Is faith like a muscle, growing stronger the more it is practiced? Is Christianity a social religion where we journey toward better versions of ourselves? In this workshop we will together explore practical applications of showing love for God and neighbor in youth ministry. We will learn about the works of worship, devotion, compassion, and mercy and how they can become a language to help young people describe their actions and growth in faith. This workshop will use material found in Chris’ books Everyday Disciples: Covenant Discipleship with Youth and Building Spiritual Muscle, both available through Cokesbury.

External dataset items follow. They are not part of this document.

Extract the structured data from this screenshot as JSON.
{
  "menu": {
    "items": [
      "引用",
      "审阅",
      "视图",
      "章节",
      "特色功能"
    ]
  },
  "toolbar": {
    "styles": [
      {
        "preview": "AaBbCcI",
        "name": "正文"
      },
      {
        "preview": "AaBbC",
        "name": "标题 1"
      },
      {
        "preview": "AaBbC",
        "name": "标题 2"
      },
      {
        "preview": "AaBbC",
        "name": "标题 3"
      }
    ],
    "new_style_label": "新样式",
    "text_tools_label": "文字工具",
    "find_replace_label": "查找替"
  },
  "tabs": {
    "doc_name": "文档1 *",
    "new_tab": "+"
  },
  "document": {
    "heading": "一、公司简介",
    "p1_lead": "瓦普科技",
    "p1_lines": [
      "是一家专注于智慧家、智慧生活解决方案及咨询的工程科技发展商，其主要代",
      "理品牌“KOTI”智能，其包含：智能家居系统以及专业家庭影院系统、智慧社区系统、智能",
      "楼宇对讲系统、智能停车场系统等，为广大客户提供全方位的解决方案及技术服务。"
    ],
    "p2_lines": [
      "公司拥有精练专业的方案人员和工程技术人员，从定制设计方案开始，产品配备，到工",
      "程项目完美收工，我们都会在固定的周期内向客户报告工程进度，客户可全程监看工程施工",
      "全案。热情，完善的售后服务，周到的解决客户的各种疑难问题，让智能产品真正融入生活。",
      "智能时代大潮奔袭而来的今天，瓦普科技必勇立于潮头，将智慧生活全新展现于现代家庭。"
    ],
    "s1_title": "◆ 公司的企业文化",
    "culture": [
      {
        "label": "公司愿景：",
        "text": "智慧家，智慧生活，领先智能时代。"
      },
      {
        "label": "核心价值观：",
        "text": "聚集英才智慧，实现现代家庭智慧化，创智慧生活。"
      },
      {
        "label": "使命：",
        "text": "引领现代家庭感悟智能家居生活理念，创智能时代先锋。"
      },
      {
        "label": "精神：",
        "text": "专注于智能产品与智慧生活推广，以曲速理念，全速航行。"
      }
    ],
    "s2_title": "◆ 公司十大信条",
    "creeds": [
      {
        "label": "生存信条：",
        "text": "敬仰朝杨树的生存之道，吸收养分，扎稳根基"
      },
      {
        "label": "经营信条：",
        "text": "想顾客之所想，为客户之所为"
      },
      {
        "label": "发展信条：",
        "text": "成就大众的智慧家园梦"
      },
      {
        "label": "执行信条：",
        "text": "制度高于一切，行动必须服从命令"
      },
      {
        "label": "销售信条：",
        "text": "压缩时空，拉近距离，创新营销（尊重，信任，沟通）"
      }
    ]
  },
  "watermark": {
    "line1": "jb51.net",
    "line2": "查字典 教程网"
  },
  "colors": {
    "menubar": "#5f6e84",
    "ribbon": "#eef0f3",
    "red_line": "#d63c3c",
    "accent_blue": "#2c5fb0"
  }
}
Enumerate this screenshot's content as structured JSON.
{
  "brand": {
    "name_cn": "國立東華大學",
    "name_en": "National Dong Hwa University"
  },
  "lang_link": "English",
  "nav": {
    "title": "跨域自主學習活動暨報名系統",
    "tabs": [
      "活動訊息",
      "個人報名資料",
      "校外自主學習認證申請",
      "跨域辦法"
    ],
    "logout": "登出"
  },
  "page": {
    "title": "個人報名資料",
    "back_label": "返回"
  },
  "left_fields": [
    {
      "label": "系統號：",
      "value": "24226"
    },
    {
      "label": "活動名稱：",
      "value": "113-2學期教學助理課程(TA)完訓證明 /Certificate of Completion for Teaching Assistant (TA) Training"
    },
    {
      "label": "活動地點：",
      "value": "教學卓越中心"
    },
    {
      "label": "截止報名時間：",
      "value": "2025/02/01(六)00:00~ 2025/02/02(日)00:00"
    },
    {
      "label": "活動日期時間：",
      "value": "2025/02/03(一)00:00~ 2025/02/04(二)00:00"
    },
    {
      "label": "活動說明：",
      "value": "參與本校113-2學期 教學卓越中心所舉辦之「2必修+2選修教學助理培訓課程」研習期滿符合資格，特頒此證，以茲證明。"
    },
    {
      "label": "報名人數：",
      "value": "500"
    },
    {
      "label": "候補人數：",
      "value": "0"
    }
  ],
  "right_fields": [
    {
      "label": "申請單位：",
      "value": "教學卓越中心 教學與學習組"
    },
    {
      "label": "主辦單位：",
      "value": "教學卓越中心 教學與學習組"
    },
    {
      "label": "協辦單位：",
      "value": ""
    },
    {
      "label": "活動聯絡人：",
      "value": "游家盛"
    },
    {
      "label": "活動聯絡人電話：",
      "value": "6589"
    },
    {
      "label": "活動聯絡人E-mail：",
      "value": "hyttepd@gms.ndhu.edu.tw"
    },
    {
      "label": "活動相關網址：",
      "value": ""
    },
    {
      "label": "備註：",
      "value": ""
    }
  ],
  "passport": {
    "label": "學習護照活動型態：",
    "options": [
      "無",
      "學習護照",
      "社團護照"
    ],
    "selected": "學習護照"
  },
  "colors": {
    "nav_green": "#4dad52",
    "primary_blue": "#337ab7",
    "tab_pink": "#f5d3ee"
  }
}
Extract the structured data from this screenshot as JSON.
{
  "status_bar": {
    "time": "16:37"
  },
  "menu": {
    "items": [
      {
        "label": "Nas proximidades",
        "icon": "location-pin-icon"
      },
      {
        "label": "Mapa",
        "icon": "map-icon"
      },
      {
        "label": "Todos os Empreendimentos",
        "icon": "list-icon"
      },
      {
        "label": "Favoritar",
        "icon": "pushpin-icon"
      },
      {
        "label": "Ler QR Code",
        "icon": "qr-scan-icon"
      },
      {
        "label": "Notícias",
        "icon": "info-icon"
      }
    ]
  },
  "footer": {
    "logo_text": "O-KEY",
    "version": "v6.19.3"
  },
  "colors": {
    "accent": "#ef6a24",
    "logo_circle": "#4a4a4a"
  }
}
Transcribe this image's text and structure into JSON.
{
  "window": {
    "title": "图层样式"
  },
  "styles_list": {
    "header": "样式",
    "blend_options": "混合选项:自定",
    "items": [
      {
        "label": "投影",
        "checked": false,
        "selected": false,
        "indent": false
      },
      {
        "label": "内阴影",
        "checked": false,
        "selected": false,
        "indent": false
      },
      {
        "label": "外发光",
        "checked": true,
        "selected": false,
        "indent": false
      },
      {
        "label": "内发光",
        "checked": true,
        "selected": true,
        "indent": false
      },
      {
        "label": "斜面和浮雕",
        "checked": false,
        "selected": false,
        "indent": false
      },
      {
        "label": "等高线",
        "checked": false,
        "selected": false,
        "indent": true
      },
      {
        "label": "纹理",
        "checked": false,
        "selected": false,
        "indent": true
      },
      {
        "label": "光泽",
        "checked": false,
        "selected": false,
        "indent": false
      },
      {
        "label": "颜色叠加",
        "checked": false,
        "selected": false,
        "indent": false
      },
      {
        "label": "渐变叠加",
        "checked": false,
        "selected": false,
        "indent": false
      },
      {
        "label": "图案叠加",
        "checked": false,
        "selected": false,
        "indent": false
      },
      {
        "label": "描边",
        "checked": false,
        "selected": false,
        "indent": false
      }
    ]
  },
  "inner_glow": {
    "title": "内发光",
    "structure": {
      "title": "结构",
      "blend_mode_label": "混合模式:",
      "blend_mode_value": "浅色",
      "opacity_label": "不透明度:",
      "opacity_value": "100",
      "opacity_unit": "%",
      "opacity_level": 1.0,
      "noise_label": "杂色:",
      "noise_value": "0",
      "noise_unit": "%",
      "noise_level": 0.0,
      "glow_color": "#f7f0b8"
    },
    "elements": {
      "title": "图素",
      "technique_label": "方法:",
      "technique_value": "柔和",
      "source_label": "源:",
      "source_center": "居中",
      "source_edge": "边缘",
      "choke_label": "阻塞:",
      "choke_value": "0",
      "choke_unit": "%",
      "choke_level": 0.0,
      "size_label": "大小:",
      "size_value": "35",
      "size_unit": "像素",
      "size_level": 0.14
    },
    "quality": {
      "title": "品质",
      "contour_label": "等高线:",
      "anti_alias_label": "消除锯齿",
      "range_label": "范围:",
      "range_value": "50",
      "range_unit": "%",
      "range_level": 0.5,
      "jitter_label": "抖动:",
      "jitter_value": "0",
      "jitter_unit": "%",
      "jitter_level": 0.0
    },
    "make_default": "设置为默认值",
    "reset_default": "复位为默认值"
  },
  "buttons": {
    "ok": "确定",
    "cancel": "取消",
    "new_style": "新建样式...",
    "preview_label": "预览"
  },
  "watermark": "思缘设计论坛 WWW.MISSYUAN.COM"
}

Chris Wilterdink is the Director of Program Development in the United States with Young People's Ministries. He has been a part of Discipleship Ministries for six years and currently lives in Franklin, TN with his wife, two children, and overweight beagle. Chris is a Colorado native, where he was the Youth Director at St. Luke’s United Methodist Church in Highlands Ranch for ten years. He is the author of “Everyday Disciples: Covenant Discipleship with Youth” and “Building Spiritual Muscle”
This workshop will explore the various facets of teaching stewardship to all ages, not just during an annual emphasis but throughout the year. Consideration will be given for how each age group learns and engages the Christian practices of responsibility and generosity. Led by Bob Winstead (bio below).
What do mission and vision for ministry have to do with staff relationships? Based on time-tested principles, in this workshop we will discuss staff covenants, norms, and operations that guide and direct the daily work of ministry. Participants are encouraged to bring teams from the same church.
Bob Winstead is a retired United Methodist minister serves as the Executive Minister at Athens First UMC in Athens, GA, and teaches Church Leadership and Administration at Candler School of Theology at Emory University. He is the Director of the Academy of Church Business Administration, leading the professional certification process for executive pastors and church business administrators. In his spare time, Bob is a church consultant, and leads workshops in clergy care, congregational administration, and pastoral leadership. Bob has a Master of Divinity from Candler School of Theology, and a Doctorate of Ministry in Church Leadership from the University of Chicago. Bob’s hobbies include playing drums, riding motorcycles, and building furniture. Bob has three children and five grandchildren.